Julie Thorpe, 61, and Keith Lomax, 70, from Hebden Bridge, have been together for 37 years and have three children and two grandchildren.
The couple, who met whilst working as journalists at a former community newspaper in Leeds, have now become one of the first to have a mixed-sex civil partnership ceremony at the register office in Halifax earlier this morning.
Miss Thorpe said: "Our romance started with a hug and a kiss at a New Year's Eve party 37 years ago so we really do see today as our anniversary as we have never had anything official, which is why we chose today for the civil partnership and we are very excited to be one of the first couple's to have this."
Mr Lomax, a human rights lawyer, said the couple had not wanted to get married because they both believe it is a "patriarchy" and very much "based on religion".
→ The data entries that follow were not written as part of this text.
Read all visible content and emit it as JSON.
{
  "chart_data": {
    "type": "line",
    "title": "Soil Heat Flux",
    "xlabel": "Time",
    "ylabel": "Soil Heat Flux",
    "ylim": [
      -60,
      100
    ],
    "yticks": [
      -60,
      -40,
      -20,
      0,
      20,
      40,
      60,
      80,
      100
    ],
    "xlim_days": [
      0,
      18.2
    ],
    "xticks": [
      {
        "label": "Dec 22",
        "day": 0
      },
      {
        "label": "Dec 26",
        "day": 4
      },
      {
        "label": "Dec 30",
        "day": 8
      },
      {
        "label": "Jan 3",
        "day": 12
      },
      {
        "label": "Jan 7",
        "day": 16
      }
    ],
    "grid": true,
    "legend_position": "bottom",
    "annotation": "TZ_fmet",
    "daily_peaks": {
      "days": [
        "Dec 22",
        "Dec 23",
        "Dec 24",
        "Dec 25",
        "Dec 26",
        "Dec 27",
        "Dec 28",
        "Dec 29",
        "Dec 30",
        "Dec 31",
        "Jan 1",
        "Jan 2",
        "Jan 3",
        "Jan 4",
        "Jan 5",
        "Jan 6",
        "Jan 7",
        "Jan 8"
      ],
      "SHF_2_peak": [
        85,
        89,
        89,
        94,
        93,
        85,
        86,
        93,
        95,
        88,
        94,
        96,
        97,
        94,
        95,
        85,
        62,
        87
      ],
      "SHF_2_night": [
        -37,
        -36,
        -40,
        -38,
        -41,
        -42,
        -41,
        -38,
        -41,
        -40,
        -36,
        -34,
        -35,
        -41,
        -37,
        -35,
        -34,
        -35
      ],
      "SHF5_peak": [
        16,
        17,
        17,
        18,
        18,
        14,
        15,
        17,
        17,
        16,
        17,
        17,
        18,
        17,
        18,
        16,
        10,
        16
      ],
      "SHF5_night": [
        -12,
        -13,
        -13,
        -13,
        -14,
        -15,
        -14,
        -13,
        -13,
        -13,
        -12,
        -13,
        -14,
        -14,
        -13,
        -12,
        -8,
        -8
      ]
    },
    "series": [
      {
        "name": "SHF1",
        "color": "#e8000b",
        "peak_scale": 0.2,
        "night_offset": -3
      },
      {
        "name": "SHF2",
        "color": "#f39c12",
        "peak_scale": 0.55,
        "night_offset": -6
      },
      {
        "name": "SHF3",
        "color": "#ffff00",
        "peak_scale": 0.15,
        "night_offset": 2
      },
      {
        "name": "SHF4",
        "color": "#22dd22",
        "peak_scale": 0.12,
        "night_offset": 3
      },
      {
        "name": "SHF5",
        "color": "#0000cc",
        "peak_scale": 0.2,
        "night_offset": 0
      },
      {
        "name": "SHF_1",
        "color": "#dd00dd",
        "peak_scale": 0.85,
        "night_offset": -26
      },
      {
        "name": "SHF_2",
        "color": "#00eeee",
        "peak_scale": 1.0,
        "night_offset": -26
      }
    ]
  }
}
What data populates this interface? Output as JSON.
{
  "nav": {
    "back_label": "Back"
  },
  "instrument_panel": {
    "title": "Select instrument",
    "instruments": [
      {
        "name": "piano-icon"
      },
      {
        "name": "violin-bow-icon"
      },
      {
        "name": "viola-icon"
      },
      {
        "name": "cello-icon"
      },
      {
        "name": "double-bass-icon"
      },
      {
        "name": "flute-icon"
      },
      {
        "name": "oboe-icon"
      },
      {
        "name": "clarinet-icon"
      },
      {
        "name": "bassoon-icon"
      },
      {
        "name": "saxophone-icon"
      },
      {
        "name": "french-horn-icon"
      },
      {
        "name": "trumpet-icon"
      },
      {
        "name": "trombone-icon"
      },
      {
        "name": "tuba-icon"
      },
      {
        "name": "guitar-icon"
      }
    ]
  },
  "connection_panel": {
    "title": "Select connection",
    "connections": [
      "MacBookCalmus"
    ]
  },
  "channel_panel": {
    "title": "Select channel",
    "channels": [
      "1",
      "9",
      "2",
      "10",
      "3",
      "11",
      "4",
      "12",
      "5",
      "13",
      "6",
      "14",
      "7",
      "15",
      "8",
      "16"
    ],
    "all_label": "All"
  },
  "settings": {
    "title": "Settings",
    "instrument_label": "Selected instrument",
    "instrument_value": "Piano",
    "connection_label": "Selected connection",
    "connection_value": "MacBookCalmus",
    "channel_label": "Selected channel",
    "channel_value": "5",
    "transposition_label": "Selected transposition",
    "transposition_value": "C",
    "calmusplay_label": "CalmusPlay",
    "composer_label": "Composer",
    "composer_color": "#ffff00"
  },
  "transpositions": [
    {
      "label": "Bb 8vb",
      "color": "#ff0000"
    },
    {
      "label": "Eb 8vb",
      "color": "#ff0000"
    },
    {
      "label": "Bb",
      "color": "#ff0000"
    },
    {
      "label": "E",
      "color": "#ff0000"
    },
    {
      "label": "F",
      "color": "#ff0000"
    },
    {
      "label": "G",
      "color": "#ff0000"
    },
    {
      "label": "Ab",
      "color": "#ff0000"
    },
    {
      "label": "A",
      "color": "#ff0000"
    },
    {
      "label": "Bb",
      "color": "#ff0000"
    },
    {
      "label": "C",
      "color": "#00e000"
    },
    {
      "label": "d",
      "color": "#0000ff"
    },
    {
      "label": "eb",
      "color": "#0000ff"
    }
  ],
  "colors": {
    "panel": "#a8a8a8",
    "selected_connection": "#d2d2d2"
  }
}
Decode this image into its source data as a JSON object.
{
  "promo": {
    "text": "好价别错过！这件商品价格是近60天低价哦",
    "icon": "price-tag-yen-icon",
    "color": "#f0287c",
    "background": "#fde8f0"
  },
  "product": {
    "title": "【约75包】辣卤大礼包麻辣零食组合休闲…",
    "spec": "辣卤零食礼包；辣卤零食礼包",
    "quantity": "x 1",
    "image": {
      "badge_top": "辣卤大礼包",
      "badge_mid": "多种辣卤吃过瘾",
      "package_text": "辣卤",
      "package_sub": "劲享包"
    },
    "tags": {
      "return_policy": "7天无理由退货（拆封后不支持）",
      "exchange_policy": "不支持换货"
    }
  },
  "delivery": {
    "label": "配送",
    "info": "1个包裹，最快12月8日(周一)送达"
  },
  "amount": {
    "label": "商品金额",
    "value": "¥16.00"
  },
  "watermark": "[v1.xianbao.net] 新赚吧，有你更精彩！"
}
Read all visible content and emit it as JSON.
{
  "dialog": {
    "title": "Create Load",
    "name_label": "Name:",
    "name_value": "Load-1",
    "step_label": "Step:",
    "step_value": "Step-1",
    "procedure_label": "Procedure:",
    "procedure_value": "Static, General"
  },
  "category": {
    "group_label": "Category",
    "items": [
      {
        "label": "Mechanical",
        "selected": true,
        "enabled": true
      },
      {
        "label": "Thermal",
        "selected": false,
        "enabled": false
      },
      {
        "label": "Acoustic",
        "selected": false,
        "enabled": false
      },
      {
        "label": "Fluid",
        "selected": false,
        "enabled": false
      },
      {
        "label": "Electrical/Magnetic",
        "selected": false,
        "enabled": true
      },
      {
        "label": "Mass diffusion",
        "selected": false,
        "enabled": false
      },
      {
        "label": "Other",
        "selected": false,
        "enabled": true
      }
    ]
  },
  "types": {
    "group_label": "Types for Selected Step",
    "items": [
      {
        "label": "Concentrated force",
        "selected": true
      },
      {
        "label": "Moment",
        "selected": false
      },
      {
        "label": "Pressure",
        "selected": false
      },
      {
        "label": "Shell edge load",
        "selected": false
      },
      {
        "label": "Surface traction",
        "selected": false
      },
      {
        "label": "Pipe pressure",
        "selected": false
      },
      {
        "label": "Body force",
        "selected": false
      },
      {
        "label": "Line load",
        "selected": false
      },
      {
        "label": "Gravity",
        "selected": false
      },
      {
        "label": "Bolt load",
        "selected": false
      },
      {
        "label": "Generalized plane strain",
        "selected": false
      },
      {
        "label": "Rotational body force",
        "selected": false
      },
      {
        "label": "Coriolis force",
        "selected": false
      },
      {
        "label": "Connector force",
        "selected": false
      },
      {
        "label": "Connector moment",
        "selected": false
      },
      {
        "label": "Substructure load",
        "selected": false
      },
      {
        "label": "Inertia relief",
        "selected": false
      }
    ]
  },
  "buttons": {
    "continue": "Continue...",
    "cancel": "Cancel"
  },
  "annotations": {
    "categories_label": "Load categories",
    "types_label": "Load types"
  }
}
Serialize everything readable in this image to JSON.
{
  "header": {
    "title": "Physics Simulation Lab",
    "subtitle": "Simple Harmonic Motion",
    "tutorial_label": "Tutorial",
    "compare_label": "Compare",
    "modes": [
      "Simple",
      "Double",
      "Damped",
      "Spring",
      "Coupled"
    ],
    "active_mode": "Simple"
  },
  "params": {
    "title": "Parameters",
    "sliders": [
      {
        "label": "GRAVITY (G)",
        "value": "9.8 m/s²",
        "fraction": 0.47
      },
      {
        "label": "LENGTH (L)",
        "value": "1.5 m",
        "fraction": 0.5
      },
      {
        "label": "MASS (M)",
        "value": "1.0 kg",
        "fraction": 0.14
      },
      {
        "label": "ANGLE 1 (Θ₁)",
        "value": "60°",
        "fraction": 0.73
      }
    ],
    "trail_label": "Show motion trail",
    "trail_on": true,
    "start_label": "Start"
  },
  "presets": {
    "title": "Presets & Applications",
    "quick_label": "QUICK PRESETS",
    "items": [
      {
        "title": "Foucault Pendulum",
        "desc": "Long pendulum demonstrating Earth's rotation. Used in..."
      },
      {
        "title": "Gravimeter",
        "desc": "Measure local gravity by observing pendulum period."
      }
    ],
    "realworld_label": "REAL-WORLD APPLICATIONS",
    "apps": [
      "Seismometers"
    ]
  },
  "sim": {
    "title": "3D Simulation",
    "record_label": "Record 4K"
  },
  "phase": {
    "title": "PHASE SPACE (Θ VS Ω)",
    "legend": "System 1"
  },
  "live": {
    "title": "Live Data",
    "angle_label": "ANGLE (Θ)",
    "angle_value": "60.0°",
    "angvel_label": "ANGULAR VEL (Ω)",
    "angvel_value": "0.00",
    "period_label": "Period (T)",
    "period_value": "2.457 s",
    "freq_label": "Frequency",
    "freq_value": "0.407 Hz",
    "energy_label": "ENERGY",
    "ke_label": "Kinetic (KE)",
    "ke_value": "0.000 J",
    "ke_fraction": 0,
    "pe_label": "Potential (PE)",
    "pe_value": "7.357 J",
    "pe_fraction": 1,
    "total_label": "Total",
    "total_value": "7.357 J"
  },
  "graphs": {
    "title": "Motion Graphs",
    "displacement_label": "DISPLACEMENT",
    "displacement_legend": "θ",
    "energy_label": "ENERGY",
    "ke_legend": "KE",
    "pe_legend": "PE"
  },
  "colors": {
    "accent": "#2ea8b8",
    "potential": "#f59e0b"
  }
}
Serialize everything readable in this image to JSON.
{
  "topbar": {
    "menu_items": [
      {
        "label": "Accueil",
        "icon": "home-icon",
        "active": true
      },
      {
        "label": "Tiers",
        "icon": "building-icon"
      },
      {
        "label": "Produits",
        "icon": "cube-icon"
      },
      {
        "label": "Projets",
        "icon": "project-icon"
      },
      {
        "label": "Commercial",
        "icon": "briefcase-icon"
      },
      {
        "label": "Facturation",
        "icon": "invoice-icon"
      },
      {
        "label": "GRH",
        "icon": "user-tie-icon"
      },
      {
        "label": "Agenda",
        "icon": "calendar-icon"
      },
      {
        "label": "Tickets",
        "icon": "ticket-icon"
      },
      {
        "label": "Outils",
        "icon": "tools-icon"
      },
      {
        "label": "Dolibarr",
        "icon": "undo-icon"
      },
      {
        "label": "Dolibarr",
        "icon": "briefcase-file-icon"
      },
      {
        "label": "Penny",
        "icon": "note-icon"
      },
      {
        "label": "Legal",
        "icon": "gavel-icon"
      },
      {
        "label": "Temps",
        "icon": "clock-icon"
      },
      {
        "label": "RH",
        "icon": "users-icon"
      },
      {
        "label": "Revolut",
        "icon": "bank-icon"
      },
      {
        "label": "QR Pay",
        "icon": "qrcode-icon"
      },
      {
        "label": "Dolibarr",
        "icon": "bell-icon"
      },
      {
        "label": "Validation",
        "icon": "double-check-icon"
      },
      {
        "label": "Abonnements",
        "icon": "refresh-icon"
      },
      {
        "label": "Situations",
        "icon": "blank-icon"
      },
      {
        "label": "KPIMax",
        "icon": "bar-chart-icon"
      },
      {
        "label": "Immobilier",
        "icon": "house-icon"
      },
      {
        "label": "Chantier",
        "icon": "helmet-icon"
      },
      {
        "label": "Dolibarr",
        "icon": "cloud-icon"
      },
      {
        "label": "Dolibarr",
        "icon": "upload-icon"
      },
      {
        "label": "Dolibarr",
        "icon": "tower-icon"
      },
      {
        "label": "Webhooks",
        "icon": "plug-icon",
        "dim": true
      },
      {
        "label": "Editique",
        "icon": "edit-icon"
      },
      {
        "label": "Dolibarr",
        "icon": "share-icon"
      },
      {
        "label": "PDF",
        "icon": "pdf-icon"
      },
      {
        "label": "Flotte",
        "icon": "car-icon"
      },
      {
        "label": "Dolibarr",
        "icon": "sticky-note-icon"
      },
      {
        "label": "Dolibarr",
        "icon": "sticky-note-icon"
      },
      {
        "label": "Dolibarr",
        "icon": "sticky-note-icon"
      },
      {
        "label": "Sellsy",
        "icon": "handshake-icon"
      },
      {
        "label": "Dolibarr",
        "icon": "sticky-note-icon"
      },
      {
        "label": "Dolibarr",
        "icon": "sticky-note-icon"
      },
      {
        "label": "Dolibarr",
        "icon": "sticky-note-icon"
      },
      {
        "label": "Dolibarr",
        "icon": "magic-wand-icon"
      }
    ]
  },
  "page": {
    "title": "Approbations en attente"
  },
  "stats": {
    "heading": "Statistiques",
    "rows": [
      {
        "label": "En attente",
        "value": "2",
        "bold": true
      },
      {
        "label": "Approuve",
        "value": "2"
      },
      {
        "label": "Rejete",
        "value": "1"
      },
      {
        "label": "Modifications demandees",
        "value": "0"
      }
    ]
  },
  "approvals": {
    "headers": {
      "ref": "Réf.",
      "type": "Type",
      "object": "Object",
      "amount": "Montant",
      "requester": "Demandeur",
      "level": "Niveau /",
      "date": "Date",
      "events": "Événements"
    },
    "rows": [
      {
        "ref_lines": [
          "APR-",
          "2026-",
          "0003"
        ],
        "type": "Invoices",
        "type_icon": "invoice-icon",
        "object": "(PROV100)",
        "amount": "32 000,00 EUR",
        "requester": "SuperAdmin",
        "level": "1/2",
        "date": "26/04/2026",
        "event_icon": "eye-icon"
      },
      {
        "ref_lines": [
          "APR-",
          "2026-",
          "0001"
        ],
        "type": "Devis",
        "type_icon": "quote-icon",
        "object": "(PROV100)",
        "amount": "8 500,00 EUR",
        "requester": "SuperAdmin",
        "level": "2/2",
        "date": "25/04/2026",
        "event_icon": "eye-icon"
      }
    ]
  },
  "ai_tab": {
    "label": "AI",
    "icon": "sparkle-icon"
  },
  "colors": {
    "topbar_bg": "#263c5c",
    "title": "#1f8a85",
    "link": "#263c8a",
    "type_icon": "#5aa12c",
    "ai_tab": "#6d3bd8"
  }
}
Miss Thorpe said the new partnership will not change their relationship "one jot".
"It will not make any difference to how we behave towards each other when we get up the next day," she said.
"We have had a very successful relationship for 37 years and a bit of paper is not going to make any difference to that whatsoever. It does give us some legal protection within that relationship."
Under new government rules, mixed-sex couples in England and Wales will be able to have a civil partnership, giving them similar rights and entitlements as married couples, such as marriage allowance tax relief, exemption from inheritance tax and joint parental responsibility for children born to civil partners.
Ms Thorpe, a project manager, said that having this equality with married couples under the law, in respect of financial and legal affairs, was the tipping point which helped them decide to tie the knot.
The changes come after heterosexual couple Rebecca Steinfeld and Charles Keidan won their legal bid at the Supreme Court in 2018 for the right to have a civil partnership instead of a marriage.
Rules were changed to extend civil partnerships - available to same-sex couples since 2005 - to everyone.
Miss Thorpe and Mr Lomax also see their ceremony as a chance to support equality for women.
Miss Thorpe added: "If you are just living together, you are not automatically treated as being man and wife.
"There is no such thing as common-law marriage, where you are considered to be married, so things like pensions, tax allowances, being someone's next-of-kin if you need powers of attorney.
"You do not have any rights as an unmarried couple, but a civil partnership option now has those legal rights without having to compromise our fairly strongly-held views about marriage."
Mr Lomax added: "It means as much to me as it does to her.
"As a man, I think it is absolutely crucial that we stand up against this long-standing domination by men over women's rights, and we need to do something about it. I am playing my small part in that."
The couple will celebrate their new partnership with a New Year's Eve party this evening.
They have yet to make any honeymoon plans, stating there is no better place than Yorkshire on a cold winter's day.